Tips for Edible Gardening in Small Spaces
Make the most of a small garden space by mixing flowers and vegetables in an ornamental edible garden.
Gardening in small spaces can be a struggle, especially when it comes to growing food. Maximize your minimal gardening space by strategically pairing fruits, vegetables and flowers.
How To Create an Edible Garden 02:50
Mix & Match
Mix fruits, vegetables and flowers together in your edible garden. The flowers attract beneficial bugs that will pollinate the vegetables. They can also deter harmful insects resulting in better growing conditions and better-tasting food.
Know the Best Companions
Certain plants and vegetables thrive when grown together. Take time to learn which plants belong together and which ones not to put near one another. Marigolds, tomatoes and basil are best friends, but tomatoes won't fair so well when planted next to corn, dill or potatoes.
Fertilize & Mulch
Sprinkle fertilizer granules in the hole before adding the plant to give it a boost. After planting, add an organic mulch around the plant. The mulch will help deter weeds and keep the plant's roots moist.
Forget About Straight Lines
Make the most of your small space by not planting everything in straight rows. Place plants in curves to use every square inch and to keep your garden looking natural and informal. And don't forget to pair symbiotic plants together like these peppers and petunias.
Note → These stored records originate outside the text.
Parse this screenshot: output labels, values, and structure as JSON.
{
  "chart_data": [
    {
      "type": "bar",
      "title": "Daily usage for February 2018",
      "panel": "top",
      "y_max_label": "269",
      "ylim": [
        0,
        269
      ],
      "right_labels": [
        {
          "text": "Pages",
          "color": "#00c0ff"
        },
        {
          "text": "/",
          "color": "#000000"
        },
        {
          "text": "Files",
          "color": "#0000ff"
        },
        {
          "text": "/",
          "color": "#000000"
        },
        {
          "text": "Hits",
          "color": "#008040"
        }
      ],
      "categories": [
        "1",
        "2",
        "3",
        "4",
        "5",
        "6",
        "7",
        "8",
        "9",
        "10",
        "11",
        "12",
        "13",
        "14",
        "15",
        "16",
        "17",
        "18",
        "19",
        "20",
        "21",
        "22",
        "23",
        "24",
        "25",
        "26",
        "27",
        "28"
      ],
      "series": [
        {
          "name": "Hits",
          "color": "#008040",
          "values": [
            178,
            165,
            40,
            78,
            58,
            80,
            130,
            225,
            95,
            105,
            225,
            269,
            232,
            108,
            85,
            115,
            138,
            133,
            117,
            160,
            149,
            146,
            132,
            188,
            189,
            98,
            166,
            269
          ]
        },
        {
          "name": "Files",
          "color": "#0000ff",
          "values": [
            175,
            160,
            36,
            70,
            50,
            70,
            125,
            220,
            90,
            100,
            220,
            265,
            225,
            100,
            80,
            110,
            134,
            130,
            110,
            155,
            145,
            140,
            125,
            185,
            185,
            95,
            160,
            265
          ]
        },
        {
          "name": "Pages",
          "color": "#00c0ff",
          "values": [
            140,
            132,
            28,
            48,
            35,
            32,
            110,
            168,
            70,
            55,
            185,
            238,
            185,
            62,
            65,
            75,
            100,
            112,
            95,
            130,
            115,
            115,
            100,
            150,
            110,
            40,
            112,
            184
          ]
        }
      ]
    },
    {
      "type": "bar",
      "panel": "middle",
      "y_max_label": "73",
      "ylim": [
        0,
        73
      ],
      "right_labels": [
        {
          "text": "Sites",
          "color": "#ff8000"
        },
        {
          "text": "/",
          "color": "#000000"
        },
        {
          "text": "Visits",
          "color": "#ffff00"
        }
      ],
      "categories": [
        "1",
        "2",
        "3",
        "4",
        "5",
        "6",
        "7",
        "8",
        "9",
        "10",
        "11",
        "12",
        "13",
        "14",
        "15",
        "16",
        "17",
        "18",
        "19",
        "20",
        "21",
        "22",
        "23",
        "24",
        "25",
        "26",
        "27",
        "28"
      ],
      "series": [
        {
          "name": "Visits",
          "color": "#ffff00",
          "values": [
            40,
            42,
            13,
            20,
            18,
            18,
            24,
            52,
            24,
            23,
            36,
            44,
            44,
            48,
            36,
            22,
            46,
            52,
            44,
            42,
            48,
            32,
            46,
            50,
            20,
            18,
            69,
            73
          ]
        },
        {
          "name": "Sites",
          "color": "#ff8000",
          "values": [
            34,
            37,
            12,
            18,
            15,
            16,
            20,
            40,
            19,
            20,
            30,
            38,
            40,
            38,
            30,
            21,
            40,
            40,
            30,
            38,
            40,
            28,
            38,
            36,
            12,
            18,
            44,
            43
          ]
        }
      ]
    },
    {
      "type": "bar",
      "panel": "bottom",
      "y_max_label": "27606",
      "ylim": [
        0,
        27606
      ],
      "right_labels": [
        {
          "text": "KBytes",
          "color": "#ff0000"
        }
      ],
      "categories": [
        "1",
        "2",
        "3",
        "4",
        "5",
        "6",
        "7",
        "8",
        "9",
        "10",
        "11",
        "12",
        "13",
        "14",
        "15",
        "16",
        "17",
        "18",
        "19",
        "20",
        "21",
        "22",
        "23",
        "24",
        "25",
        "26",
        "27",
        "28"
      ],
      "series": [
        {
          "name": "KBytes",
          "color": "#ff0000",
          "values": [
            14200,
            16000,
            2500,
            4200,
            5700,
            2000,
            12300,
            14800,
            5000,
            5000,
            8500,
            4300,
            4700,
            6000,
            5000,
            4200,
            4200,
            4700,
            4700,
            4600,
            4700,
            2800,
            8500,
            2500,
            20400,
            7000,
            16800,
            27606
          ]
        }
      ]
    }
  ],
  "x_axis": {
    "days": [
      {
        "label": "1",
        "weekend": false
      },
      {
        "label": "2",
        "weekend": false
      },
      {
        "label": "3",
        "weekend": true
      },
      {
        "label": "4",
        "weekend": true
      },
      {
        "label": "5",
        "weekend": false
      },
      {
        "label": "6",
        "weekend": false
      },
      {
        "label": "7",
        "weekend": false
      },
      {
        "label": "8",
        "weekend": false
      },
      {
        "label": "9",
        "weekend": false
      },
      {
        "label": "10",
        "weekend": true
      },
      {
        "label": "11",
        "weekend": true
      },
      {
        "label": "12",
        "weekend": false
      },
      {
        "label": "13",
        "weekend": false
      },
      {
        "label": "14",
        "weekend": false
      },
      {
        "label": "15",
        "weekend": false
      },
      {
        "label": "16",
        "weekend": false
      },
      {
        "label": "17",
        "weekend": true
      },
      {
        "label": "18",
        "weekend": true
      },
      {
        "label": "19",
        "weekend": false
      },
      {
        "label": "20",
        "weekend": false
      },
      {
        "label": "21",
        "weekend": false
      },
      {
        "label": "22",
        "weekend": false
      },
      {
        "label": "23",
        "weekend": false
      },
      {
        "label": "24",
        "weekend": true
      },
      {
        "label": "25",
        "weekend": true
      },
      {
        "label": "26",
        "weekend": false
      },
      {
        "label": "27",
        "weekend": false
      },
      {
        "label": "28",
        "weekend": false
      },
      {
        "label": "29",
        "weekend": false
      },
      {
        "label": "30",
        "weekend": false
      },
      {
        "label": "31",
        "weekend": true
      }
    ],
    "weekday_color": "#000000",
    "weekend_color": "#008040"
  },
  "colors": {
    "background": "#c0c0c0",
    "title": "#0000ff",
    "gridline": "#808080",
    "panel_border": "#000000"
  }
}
Use Color as a Focal Point
Blocks of color create harmony and will help make your garden look bigger than having random colors everywhere. Use foliage as well as flowers to create interest. Lavender and eggplant are good color combos as well as yellow squash and black-eyed Susans.
Don’t Forget Pathways
Give yourself enough room to reach the plants when they're at full maturity. It may seem counterintuitive to waste space on a path if you have a small yard, but having another garden feature like a pathway makes the space feel bigger because now there is a destination. Keep the pathways simple and tidy. Here, we paired a dark shade of mulch with a light shade of wood chips to give the walkway an attractive contrast.
Trellises are great for small space gardening – they're functional and add visual interest. Containers also add height and allow more growing room in beds. Try unique or upcycled containers to add whimsy and character to the garden.
Grow for the Light Conditions
Most summer vegetables thrive in full sun, and some fruits can take partial shade including raspberries and blackberries. Herbs like mint and parsley will also do well in light shade. An edible garden allows beauty and bounty to work together.